What might that mean for the future workforce?
Caprio: You’re not going to have the low end of labor because … at least I would assume those will become automated tasks, replacing the hourly worker. You’re going to have to have maintenance people [who] are more educated, maybe from a technical school, not necessarily college. Those programs could even be taught by machinery suppliers.
Do you have a plan for bringing in younger people?
Caprio: We will be working with a number of schools. I’ve always done that in my career, by consigning machines. There, you definitely get a constant flow of young people [who] want to be in the industry, and some will be able to fit into the opportunities that we have.
Your father’s expectations for you were pretty high. Did you raise your children the same way?

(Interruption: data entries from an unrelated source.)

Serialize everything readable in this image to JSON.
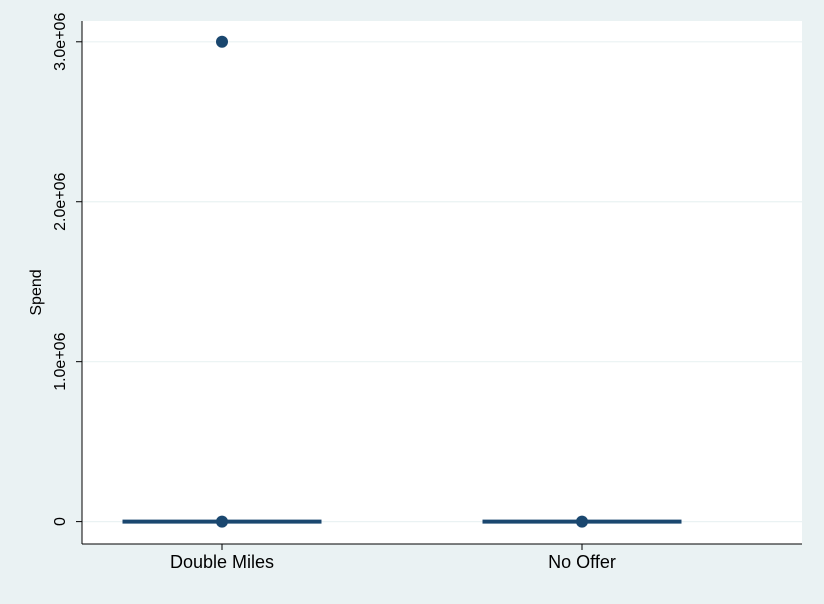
{
  "chart_data": {
    "type": "box",
    "title": "",
    "xlabel": "",
    "ylabel": "Spend",
    "ylim": [
      -140000,
      3130000
    ],
    "grid": true,
    "y_ticks": [
      {
        "value": 0,
        "label": "0"
      },
      {
        "value": 1000000,
        "label": "1.0e+06"
      },
      {
        "value": 2000000,
        "label": "2.0e+06"
      },
      {
        "value": 3000000,
        "label": "3.0e+06"
      }
    ],
    "categories": [
      "Double Miles",
      "No Offer"
    ],
    "boxes": [
      {
        "category": "Double Miles",
        "median": 0,
        "q1": 0,
        "q3": 0,
        "whisker_low": 0,
        "whisker_high": 0,
        "outliers": [
          0,
          3000000
        ]
      },
      {
        "category": "No Offer",
        "median": 0,
        "q1": 0,
        "q3": 0,
        "whisker_low": 0,
        "whisker_high": 0,
        "outliers": [
          0
        ]
      }
    ],
    "colors": {
      "background": "#eaf2f3",
      "plot_background": "#ffffff",
      "grid": "#eaf2f3",
      "box": "#1a476f",
      "axis": "#000000"
    }
  }
}
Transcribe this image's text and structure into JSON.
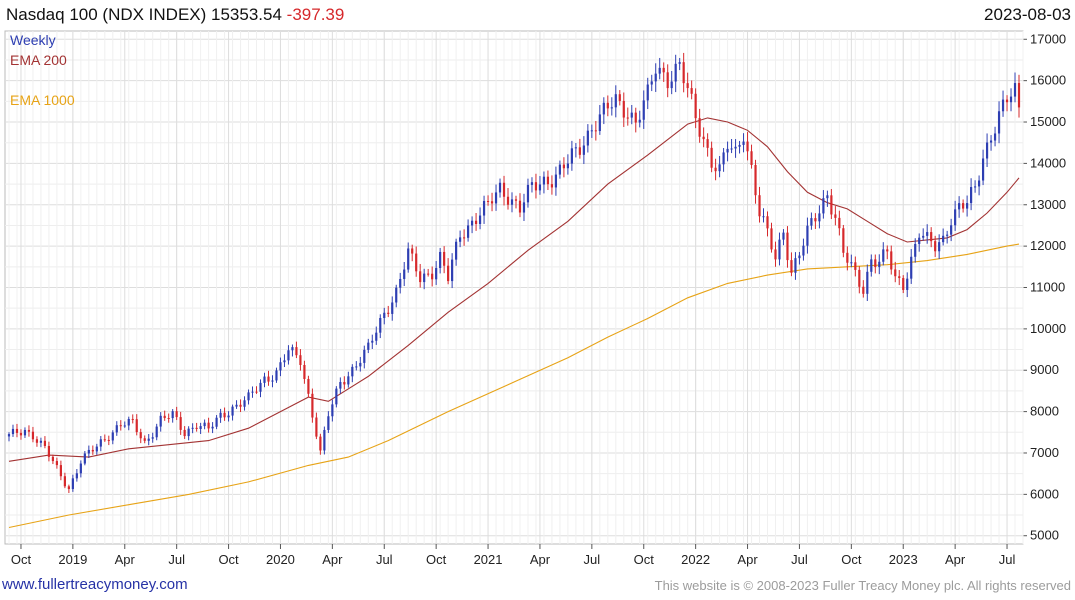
{
  "header": {
    "title": "Nasdaq 100 (NDX INDEX) 15353.54",
    "change": "-397.39",
    "date": "2023-08-03"
  },
  "legend": {
    "weekly": "Weekly",
    "ema200": "EMA 200",
    "ema1000": "EMA 1000"
  },
  "footer": {
    "website": "www.fullertreacymoney.com",
    "copyright": "This website is © 2008-2023 Fuller Treacy Money plc. All rights reserved"
  },
  "colors": {
    "up": "#2d3eb2",
    "down": "#d6282b",
    "ema200": "#a33333",
    "ema1000": "#e7a316",
    "grid": "#dddddd"
  },
  "chart_data": {
    "type": "candlestick",
    "interval": "weekly",
    "ylim": [
      4800,
      17200
    ],
    "y_ticks": [
      5000,
      6000,
      7000,
      8000,
      9000,
      10000,
      11000,
      12000,
      13000,
      14000,
      15000,
      16000,
      17000
    ],
    "x_ticks": [
      {
        "label": "Oct",
        "t": 3
      },
      {
        "label": "2019",
        "t": 16
      },
      {
        "label": "Apr",
        "t": 29
      },
      {
        "label": "Jul",
        "t": 42
      },
      {
        "label": "Oct",
        "t": 55
      },
      {
        "label": "2020",
        "t": 68
      },
      {
        "label": "Apr",
        "t": 81
      },
      {
        "label": "Jul",
        "t": 94
      },
      {
        "label": "Oct",
        "t": 107
      },
      {
        "label": "2021",
        "t": 120
      },
      {
        "label": "Apr",
        "t": 133
      },
      {
        "label": "Jul",
        "t": 146
      },
      {
        "label": "Oct",
        "t": 159
      },
      {
        "label": "2022",
        "t": 172
      },
      {
        "label": "Apr",
        "t": 185
      },
      {
        "label": "Jul",
        "t": 198
      },
      {
        "label": "Oct",
        "t": 211
      },
      {
        "label": "2023",
        "t": 224
      },
      {
        "label": "Apr",
        "t": 237
      },
      {
        "label": "Jul",
        "t": 250
      }
    ],
    "t_range": [
      -1,
      254
    ],
    "close_anchors": [
      [
        0,
        7400
      ],
      [
        4,
        7550
      ],
      [
        6,
        7450
      ],
      [
        9,
        7100
      ],
      [
        12,
        6600
      ],
      [
        15,
        6150
      ],
      [
        18,
        6800
      ],
      [
        22,
        7150
      ],
      [
        25,
        7450
      ],
      [
        28,
        7700
      ],
      [
        31,
        7700
      ],
      [
        34,
        7250
      ],
      [
        38,
        7800
      ],
      [
        41,
        7900
      ],
      [
        44,
        7500
      ],
      [
        47,
        7700
      ],
      [
        50,
        7550
      ],
      [
        53,
        7900
      ],
      [
        56,
        8100
      ],
      [
        60,
        8300
      ],
      [
        64,
        8800
      ],
      [
        67,
        8950
      ],
      [
        70,
        9450
      ],
      [
        73,
        9250
      ],
      [
        75,
        8400
      ],
      [
        77,
        7500
      ],
      [
        78,
        7000
      ],
      [
        80,
        7900
      ],
      [
        83,
        8700
      ],
      [
        87,
        9150
      ],
      [
        90,
        9500
      ],
      [
        94,
        10400
      ],
      [
        97,
        10900
      ],
      [
        100,
        11800
      ],
      [
        103,
        11250
      ],
      [
        106,
        11400
      ],
      [
        108,
        11700
      ],
      [
        110,
        11200
      ],
      [
        113,
        12300
      ],
      [
        117,
        12700
      ],
      [
        120,
        12950
      ],
      [
        123,
        13400
      ],
      [
        125,
        13250
      ],
      [
        128,
        12900
      ],
      [
        131,
        13400
      ],
      [
        134,
        13600
      ],
      [
        137,
        13700
      ],
      [
        140,
        14000
      ],
      [
        143,
        14400
      ],
      [
        146,
        14900
      ],
      [
        149,
        15200
      ],
      [
        152,
        15500
      ],
      [
        155,
        15300
      ],
      [
        157,
        15000
      ],
      [
        160,
        15600
      ],
      [
        162,
        16300
      ],
      [
        165,
        16100
      ],
      [
        168,
        16350
      ],
      [
        170,
        15700
      ],
      [
        172,
        15100
      ],
      [
        174,
        14600
      ],
      [
        176,
        14100
      ],
      [
        178,
        13800
      ],
      [
        180,
        14400
      ],
      [
        182,
        14200
      ],
      [
        184,
        14800
      ],
      [
        186,
        13900
      ],
      [
        188,
        12800
      ],
      [
        190,
        12250
      ],
      [
        192,
        11700
      ],
      [
        194,
        12400
      ],
      [
        196,
        11400
      ],
      [
        198,
        11800
      ],
      [
        200,
        12300
      ],
      [
        203,
        12900
      ],
      [
        205,
        13300
      ],
      [
        207,
        12700
      ],
      [
        209,
        11800
      ],
      [
        212,
        11300
      ],
      [
        214,
        11000
      ],
      [
        216,
        11700
      ],
      [
        218,
        11600
      ],
      [
        220,
        11800
      ],
      [
        222,
        11200
      ],
      [
        224,
        11100
      ],
      [
        226,
        11700
      ],
      [
        228,
        12300
      ],
      [
        230,
        12100
      ],
      [
        232,
        12000
      ],
      [
        234,
        12200
      ],
      [
        236,
        12700
      ],
      [
        238,
        12900
      ],
      [
        240,
        13000
      ],
      [
        242,
        13400
      ],
      [
        244,
        14200
      ],
      [
        246,
        14700
      ],
      [
        248,
        15100
      ],
      [
        250,
        15500
      ],
      [
        252,
        15750
      ],
      [
        253,
        15353
      ]
    ],
    "ema200": [
      [
        0,
        6800
      ],
      [
        10,
        6950
      ],
      [
        20,
        6900
      ],
      [
        30,
        7100
      ],
      [
        40,
        7200
      ],
      [
        50,
        7300
      ],
      [
        60,
        7600
      ],
      [
        70,
        8100
      ],
      [
        75,
        8350
      ],
      [
        80,
        8250
      ],
      [
        90,
        8850
      ],
      [
        100,
        9600
      ],
      [
        110,
        10400
      ],
      [
        120,
        11100
      ],
      [
        130,
        11900
      ],
      [
        140,
        12600
      ],
      [
        150,
        13500
      ],
      [
        160,
        14200
      ],
      [
        170,
        14950
      ],
      [
        175,
        15100
      ],
      [
        180,
        15000
      ],
      [
        185,
        14800
      ],
      [
        190,
        14400
      ],
      [
        195,
        13800
      ],
      [
        200,
        13300
      ],
      [
        205,
        13050
      ],
      [
        210,
        12900
      ],
      [
        215,
        12600
      ],
      [
        220,
        12300
      ],
      [
        225,
        12100
      ],
      [
        230,
        12150
      ],
      [
        235,
        12200
      ],
      [
        240,
        12400
      ],
      [
        245,
        12800
      ],
      [
        250,
        13300
      ],
      [
        253,
        13650
      ]
    ],
    "ema1000": [
      [
        0,
        5200
      ],
      [
        15,
        5500
      ],
      [
        30,
        5750
      ],
      [
        45,
        6000
      ],
      [
        60,
        6300
      ],
      [
        75,
        6700
      ],
      [
        85,
        6900
      ],
      [
        95,
        7300
      ],
      [
        110,
        8000
      ],
      [
        125,
        8650
      ],
      [
        140,
        9300
      ],
      [
        150,
        9800
      ],
      [
        160,
        10250
      ],
      [
        170,
        10750
      ],
      [
        180,
        11100
      ],
      [
        190,
        11300
      ],
      [
        200,
        11450
      ],
      [
        210,
        11500
      ],
      [
        220,
        11550
      ],
      [
        230,
        11650
      ],
      [
        240,
        11800
      ],
      [
        250,
        12000
      ],
      [
        253,
        12050
      ]
    ]
  }
}
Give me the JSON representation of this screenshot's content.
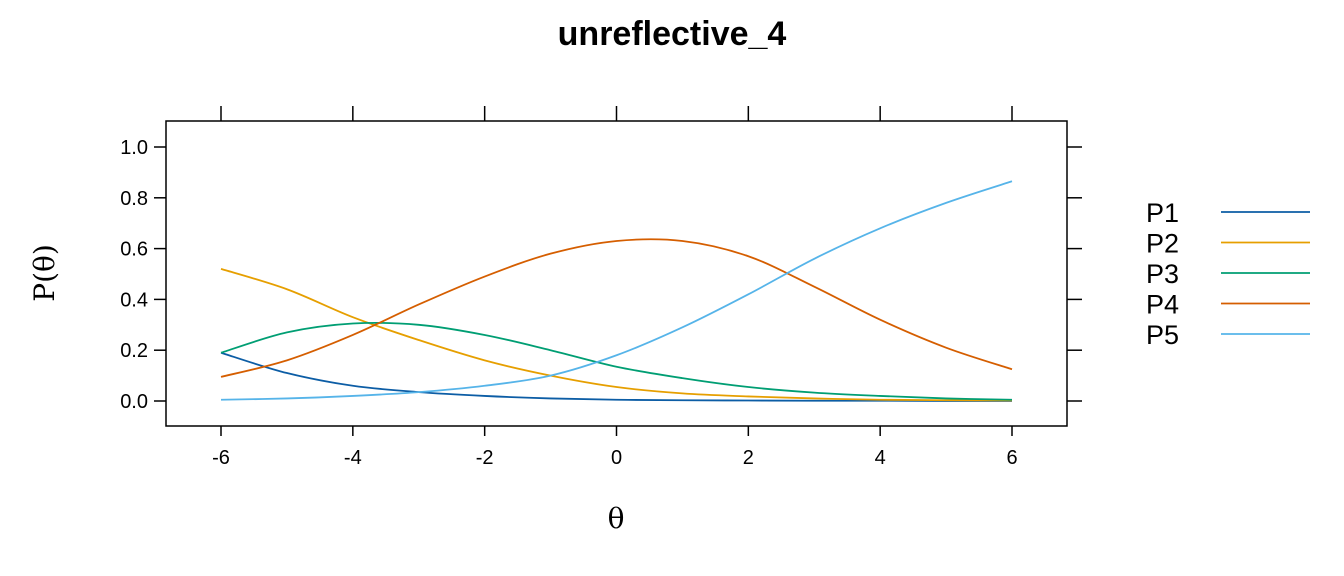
{
  "chart_data": {
    "type": "line",
    "title": "unreflective_4",
    "xlabel": "θ",
    "ylabel": "P(θ)",
    "xlim": [
      -6.8,
      6.8
    ],
    "ylim": [
      -0.1,
      1.1
    ],
    "x_ticks": [
      -6,
      -4,
      -2,
      0,
      2,
      4,
      6
    ],
    "y_ticks": [
      0.0,
      0.2,
      0.4,
      0.6,
      0.8,
      1.0
    ],
    "x_tick_labels": [
      "-6",
      "-4",
      "-2",
      "0",
      "2",
      "4",
      "6"
    ],
    "y_tick_labels": [
      "0.0",
      "0.2",
      "0.4",
      "0.6",
      "0.8",
      "1.0"
    ],
    "grid": false,
    "legend_position": "right",
    "x": [
      -6,
      -5,
      -4,
      -3,
      -2,
      -1,
      0,
      1,
      2,
      3,
      4,
      5,
      6
    ],
    "series": [
      {
        "name": "P1",
        "color": "#0c5da5",
        "values": [
          0.19,
          0.11,
          0.06,
          0.035,
          0.02,
          0.01,
          0.005,
          0.003,
          0.002,
          0.001,
          0.001,
          0.0,
          0.0
        ]
      },
      {
        "name": "P2",
        "color": "#e69f00",
        "values": [
          0.52,
          0.44,
          0.33,
          0.24,
          0.16,
          0.1,
          0.055,
          0.03,
          0.018,
          0.01,
          0.005,
          0.003,
          0.002
        ]
      },
      {
        "name": "P3",
        "color": "#009e73",
        "values": [
          0.19,
          0.27,
          0.305,
          0.3,
          0.26,
          0.2,
          0.135,
          0.09,
          0.055,
          0.033,
          0.02,
          0.01,
          0.005
        ]
      },
      {
        "name": "P4",
        "color": "#d55e00",
        "values": [
          0.095,
          0.16,
          0.26,
          0.38,
          0.49,
          0.58,
          0.63,
          0.63,
          0.57,
          0.45,
          0.32,
          0.21,
          0.125
        ]
      },
      {
        "name": "P5",
        "color": "#56b4e9",
        "values": [
          0.005,
          0.01,
          0.02,
          0.035,
          0.06,
          0.1,
          0.18,
          0.29,
          0.42,
          0.56,
          0.68,
          0.78,
          0.865
        ]
      }
    ]
  }
}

Caprio: My wife just told me the other day that we’ve been married now 38 years. [We have] five grandchildren, three children, all married; everybody’s doing good. We say, “Our job’s done.” We’re very lucky, very blessed. We raised them — and my wife did a much better job than me — to prepare them to be the best that they can be. Whatever those limitations are, how do you get around it? We for sure expected them to never have a limit [on] their success. It all depends on how you’re going to define success. They’ve all done fantastic and are doing fantastic. Everybody is happy and succeeding, paying the bills, having babies, having a good spouse. I’d say it all adds up really good.
What do you see as your legacy?
Caprio: That’s probably way too big for me to answer. I hope people say, “Hey, that was a fun guy. We had a lot of laughs. He helped us with the business,” and that whoever’s life I touched, it would be in a positive way. Nothing deep. I’m not looking to be in the Plastics Hall of Fame. I’m just trying to make a living, and help people make a living and be successful in business. And, of course, that means the customers’ business, and my employer’s business and everybody touched by that.